With the level of bandwidth usage by consumers today, it is illogical to think that businesses in general would use significantly more bandwidth. After all, usage isn’t supposed to be capped in “unlimited” packages and speed is regulated based on the package. The offer packages of 1.5Mbps DSL lines also does not reflect expectations of high bandwidth usage.
So why do businesses have to pay 3-8 times more than consumer rates in Singapore for essentially the same connection speed and quality, compared to 1-3 times in countries like the US, Japan, Korea, etc? The “value-added” services, with plenty of free open source or commercial alternatives, are no where near worth the additional expense. Is this just a case of “because they can”? It was only in the past one year that business DSL pricing has come down to $100 per month for a meagre 1.5Mbps line. The same service cost as high as $200-$400 the year before and this sudden drop was not reflected in any phenomenon to indicate large scale global or regional factors.
In addition, most web hosting and data centre services and pricing here are years behind countries like the US. We had no response for weeks from Starhub after inquiring, and after an hour long meeting with the same Singtel managers regarding hosting needs, we received such a poor response that we decided to host our servers in the US. Most of the web hosts here provide outdated software packages with usage policies that are overly restrictive in terms of what development tools and testing applications can be hosted and run on servers. Can you imagine trying to develop and test internet-capable applications and services hosted here?
While doing business is Singapore is great, the internet infrastructure and services sector needs a huge wakeup call. As a Singapore business, pretty much all our internet needs are hosted outside the country for better services and pricing. The hype is far outpacing reality. If we are such a connected nation, why do most of our biggest companies like Courts and Challenger, have such poor consumer-facing web presence? Even Borders Singapore, with an established and comprehensive web storefront for their US customers, have not bothered to provide the same service here, despite its Singapore store having once achieved its highest revenue per square foot worldwide.
While competition alone cannot guarantee solutions to all these problems, maintaining the status quo through timid policies or unintentional non-intervention will only hinder our ability to truly develop and incubate web and digital media technologies in Singapore while the rest of Asia catches up or surpasses us with more forward thinking, just as South Korea did.
Great commentary Alfred.
Hmmm… At least the bid didn’t go to SingTel. Or else the public can charge what open loop unbundling of the network if they owned both the NetCo and OpCo? Yeah, sure there are restrictions, but it would still have seemed a little… monopolistic.
As you said, a duopoly of SingTel and StarHub sounds a little deja vu. All the earlier bids by foreign companies (like British Telecoms) all fell out one by one after they looked at the terms and walked away.
I hope that the groundwork has been laid to create a really level playing field for the market.

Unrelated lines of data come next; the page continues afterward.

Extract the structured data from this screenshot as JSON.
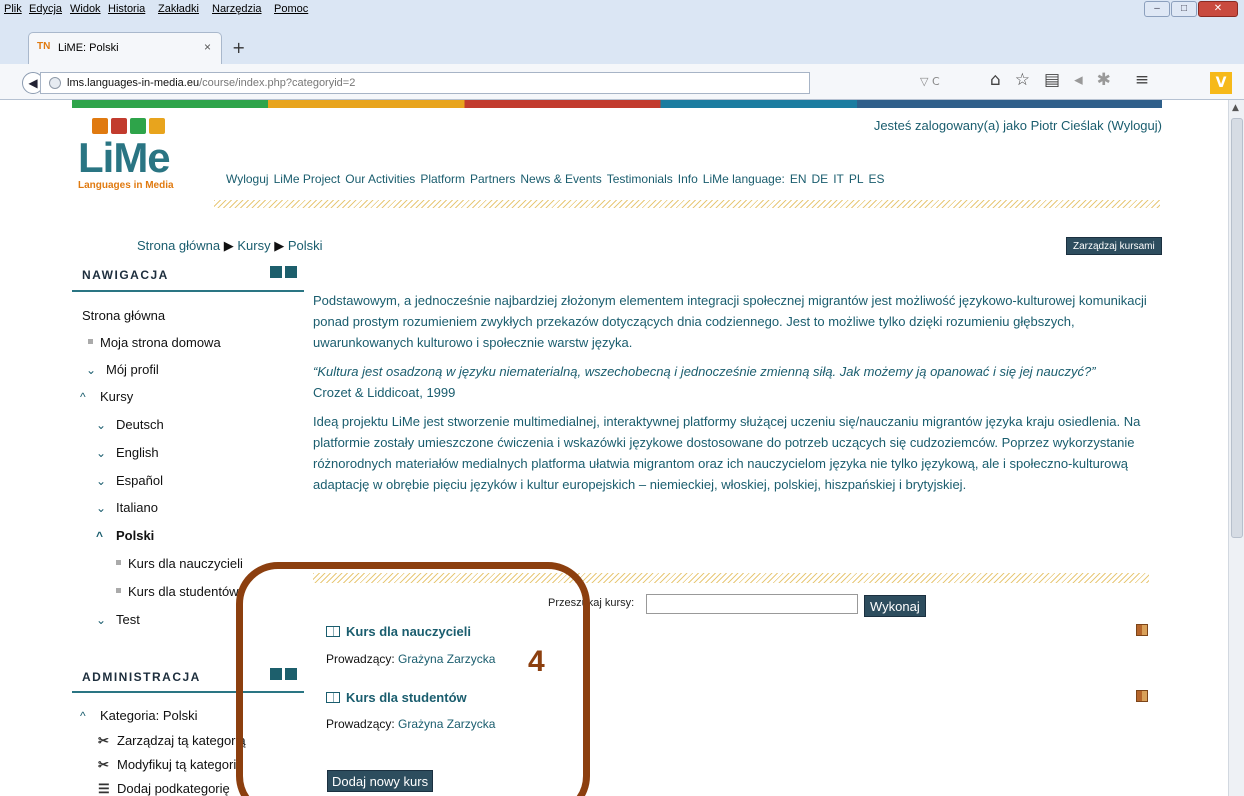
{
  "menubar": [
    "Plik",
    "Edycja",
    "Widok",
    "Historia",
    "Zakładki",
    "Narzędzia",
    "Pomoc"
  ],
  "tab": {
    "title": "LiME: Polski",
    "favicon": "LiMe-favicon",
    "close": "×",
    "new": "+"
  },
  "url": {
    "host": "lms.languages-in-media.eu",
    "path": "/course/index.php?categoryid=2"
  },
  "toolbar_icons": [
    "reload-icon",
    "home-icon",
    "bookmark-star-icon",
    "reading-list-icon",
    "send-icon",
    "extension-icon",
    "menu-icon"
  ],
  "logo": {
    "big": "LiMe",
    "sub": "Languages in Media"
  },
  "logged_in": "Jesteś zalogowany(a) jako Piotr Cieślak (Wyloguj)",
  "topnav": [
    "Wyloguj",
    "LiMe Project",
    "Our Activities",
    "Platform",
    "Partners",
    "News & Events",
    "Testimonials",
    "Info",
    "LiMe language:",
    "EN",
    "DE",
    "IT",
    "PL",
    "ES"
  ],
  "breadcrumb": {
    "home": "Strona główna",
    "courses": "Kursy",
    "current": "Polski"
  },
  "manage_courses": "Zarządzaj kursami",
  "nav": {
    "header": "NAWIGACJA",
    "items": [
      {
        "label": "Strona główna",
        "marker": ""
      },
      {
        "label": "Moja strona domowa",
        "marker": "square"
      },
      {
        "label": "Mój profil",
        "marker": "down"
      },
      {
        "label": "Kursy",
        "marker": "up"
      },
      {
        "label": "Deutsch",
        "marker": "down"
      },
      {
        "label": "English",
        "marker": "down"
      },
      {
        "label": "Español",
        "marker": "down"
      },
      {
        "label": "Italiano",
        "marker": "down"
      },
      {
        "label": "Polski",
        "marker": "up"
      },
      {
        "label": "Kurs dla nauczycieli",
        "marker": "square"
      },
      {
        "label": "Kurs dla studentów",
        "marker": "square"
      },
      {
        "label": "Test",
        "marker": "down"
      }
    ]
  },
  "admin": {
    "header": "ADMINISTRACJA",
    "category": "Kategoria: Polski",
    "items": [
      "Zarządzaj tą kategorią",
      "Modyfikuj tą kategorię",
      "Dodaj podkategorię"
    ]
  },
  "description": {
    "p1": "Podstawowym, a jednocześnie najbardziej złożonym elementem integracji społecznej migrantów jest możliwość językowo-kulturowej komunikacji ponad prostym rozumieniem zwykłych przekazów dotyczących dnia codziennego. Jest to możliwe tylko dzięki rozumieniu głębszych, uwarunkowanych kulturowo i społecznie warstw języka.",
    "quote": "“Kultura jest osadzoną w języku niematerialną, wszechobecną i jednocześnie zmienną siłą. Jak możemy ją opanować i się jej nauczyć?”",
    "cite": "Crozet & Liddicoat, 1999",
    "p2": "Ideą projektu LiMe jest stworzenie multimedialnej, interaktywnej platformy służącej uczeniu się/nauczaniu migrantów języka kraju osiedlenia. Na platformie zostały umieszczone ćwiczenia i wskazówki językowe dostosowane do potrzeb uczących się cudzoziemców. Poprzez wykorzystanie różnorodnych materiałów medialnych platforma ułatwia migrantom oraz ich nauczycielom języka nie tylko językową, ale i społeczno-kulturową adaptację w obrębie pięciu języków i kultur europejskich – niemieckiej, włoskiej, polskiej, hiszpańskiej i brytyjskiej."
  },
  "search": {
    "label": "Przeszukaj kursy:",
    "button": "Wykonaj",
    "value": ""
  },
  "courses": [
    {
      "name": "Kurs dla nauczycieli",
      "teacher_label": "Prowadzący:",
      "teacher": "Grażyna Zarzycka"
    },
    {
      "name": "Kurs dla studentów",
      "teacher_label": "Prowadzący:",
      "teacher": "Grażyna Zarzycka"
    }
  ],
  "add_course": "Dodaj nowy kurs",
  "annotation": {
    "number": "4",
    "color": "#8c3f0f"
  },
  "colors": {
    "accent": "#1a5d6e",
    "button": "#2d4d5e",
    "logo_orange": "#e07a10"
  }
}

Think IDA has done what it could (given what the government was willing to fork out), and I’m slightly optimistic, but I could be wrong.
And you’re right — content IS the issue. Besides licensing of content issues, which you talked about, one main thing to make the NGNBN a reality are the content services — e.g. telemedicine, video telepresence in every house — that will ride on it.

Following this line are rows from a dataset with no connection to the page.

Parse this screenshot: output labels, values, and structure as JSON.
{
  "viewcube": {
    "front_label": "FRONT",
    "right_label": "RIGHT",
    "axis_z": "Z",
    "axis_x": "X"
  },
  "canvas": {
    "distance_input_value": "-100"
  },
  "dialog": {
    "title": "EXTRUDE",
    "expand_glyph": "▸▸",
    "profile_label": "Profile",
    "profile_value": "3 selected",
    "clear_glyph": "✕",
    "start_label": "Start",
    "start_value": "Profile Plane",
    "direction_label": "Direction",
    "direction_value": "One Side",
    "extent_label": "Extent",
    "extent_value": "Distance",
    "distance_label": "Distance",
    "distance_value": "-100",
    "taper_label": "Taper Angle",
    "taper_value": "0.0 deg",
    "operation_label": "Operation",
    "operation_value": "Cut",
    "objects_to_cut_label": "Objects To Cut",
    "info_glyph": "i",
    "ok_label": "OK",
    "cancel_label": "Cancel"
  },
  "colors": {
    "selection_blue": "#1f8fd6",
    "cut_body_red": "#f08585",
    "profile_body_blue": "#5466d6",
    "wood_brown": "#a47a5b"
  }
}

It’s not a field of dreams in which you build the infrastructure and the content will come naturally. It’s a tandem dance, and the content side also needs to be built up. Companies in the content services space likely need to be incubated or lured to Singapore, and whether it’s IDA or MDA (or MTI or EDB), this aspect can’t be ignored.
Else the infrastructure will just sit there and be a big white elephant infrastructure pipe that nobody uses.